Sunday
The reign of God is the eternal state of things, how things finally and fully and freely are. To live in the reign of God is to live with that kind of big perspective.
—Richard Rohr
Monday
For many people today, kingdom language evokes patriarchy, chauvinism, imperialism, domination, and a regime without freedom—the very opposite of the liberating, barrier-breaking, domination-shattering, reconciling movement the kingdom of God was intended to be!
—Brian McLaren
Tuesday
Remember this: There are always two worlds. The world as it operates is power; the world as it should be is love. The secret of kingdom life is how we can live in both—simultaneously.
—Richard Rohr
Wednesday
Jesus expected the reversal of all social oppositions through God’s intervention. All those who were outsiders according to the norms of society and held to be “impure” according to the law—the poor, the landless, public sinners, tax collectors, and women—were accepted here.
—Dorothee Sölle
Thursday
God’s reign is about union and communion, which means that it’s also about mercy, forgiveness, nonviolence, letting go, solidarity, service, and lives of love, patience, and simplicity. Who can doubt that this is the sum and substance of Jesus’ teaching?
—Richard Rohr
Friday
The kingdom remains a mystery just beyond our grasp. All we have are almosts and not quites and wayside shrines. All we have are imperfect people in an imperfect world doing their best to produce outward signs of inward grace and stumbling all along the way.
—Rachel Held Evans
Week Thirty-One Practice
Intentional Community
We never know how our small activities will affect others through the invisible fabric of our connectedness…. In this exquisitely connected world, it’s never a question of “critical mass.” It’s always about critical connections.

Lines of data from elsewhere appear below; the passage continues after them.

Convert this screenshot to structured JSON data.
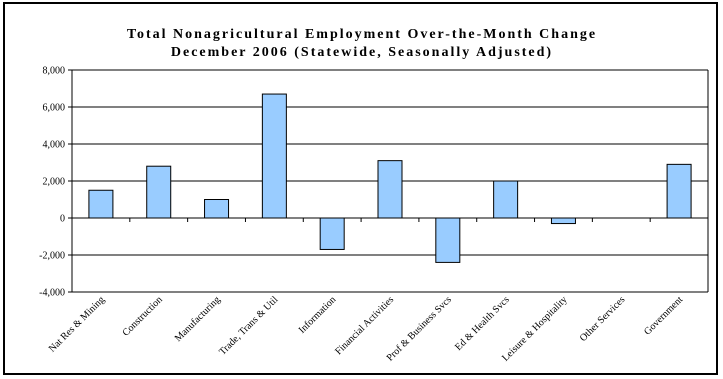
{
  "chart_data": {
    "type": "bar",
    "title": "Total Nonagricultural Employment Over-the-Month Change",
    "subtitle": "December 2006 (Statewide, Seasonally Adjusted)",
    "categories": [
      "Nat Res & Mining",
      "Construction",
      "Manufacturing",
      "Trade, Trans & Util",
      "Information",
      "Financial Activities",
      "Prof & Business Svcs",
      "Ed & Health Svcs",
      "Leisure & Hospitality",
      "Other Services",
      "Government"
    ],
    "values": [
      1500,
      2800,
      1000,
      6700,
      -1700,
      3100,
      -2400,
      2000,
      -300,
      0,
      2900
    ],
    "ylim": [
      -4000,
      8000
    ],
    "yticks": [
      8000,
      6000,
      4000,
      2000,
      0,
      -2000,
      -4000
    ],
    "ytick_labels": [
      "8,000",
      "6,000",
      "4,000",
      "2,000",
      "0",
      "-2,000",
      "-4,000"
    ],
    "grid": true,
    "legend": false,
    "xlabel": "",
    "ylabel": "",
    "colors": {
      "bar_fill": "#99ccff",
      "bar_stroke": "#000000",
      "grid": "#000000",
      "axis": "#000000"
    }
  }
}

—Margaret J. Wheatley, Leadership and the New Science
Buddhist Quaker Valerie Brown encourages an intentional and loving approach to community:
As a teacher at Pendle Hill outside Philadelphia, I continue to grow in my understanding of community. A safe, brave space, Pendle Hill is where, on my better days I bring my most compassionate self forward. This compassion spirals outward as an invitation—an invitation that inclines others to do the same. In this community, I learn about connection and about sharing my vulnerability in ways that grow me, that grow others….
It’s easy to have idyllic beliefs about community—that it is a place where everyone is friendly, agreeable, and polite; a place where there is no conflict, connection is easy, there are no difficult people. What I’ve discovered, however, is that more often than not, community is about conflict and about how we together navigate it. Conflict often reveals something important, allowing me to yield to something bigger and more important than protecting my ideas around right or wrong. Community calls me toward recognizing the shadow side of myself: the ways in which I am hard, distant, rigid, and unforgiving. Community shows me when I am placing my needs before others, showing up distracted or late, and taking others for granted. The opportunity I am then given is to ask essential questions: Can I be transparent and undefended without collapsing when this feedback comes my way? Can I notice, name, and investigate with open curiosity what I am feeling? Can I offer myself and others kind attention without judgment or blame? The gift of community is the mirror that reflects back to me, that offers me a chance to live into a better part of myself.
Reference:
Valerie Brown, Hope Leans Forward: Braving Your Way toward Simplicity, Awakening, and Peace (Minneapolis, MN: Broadleaf Books, 2022), 167–168, 170.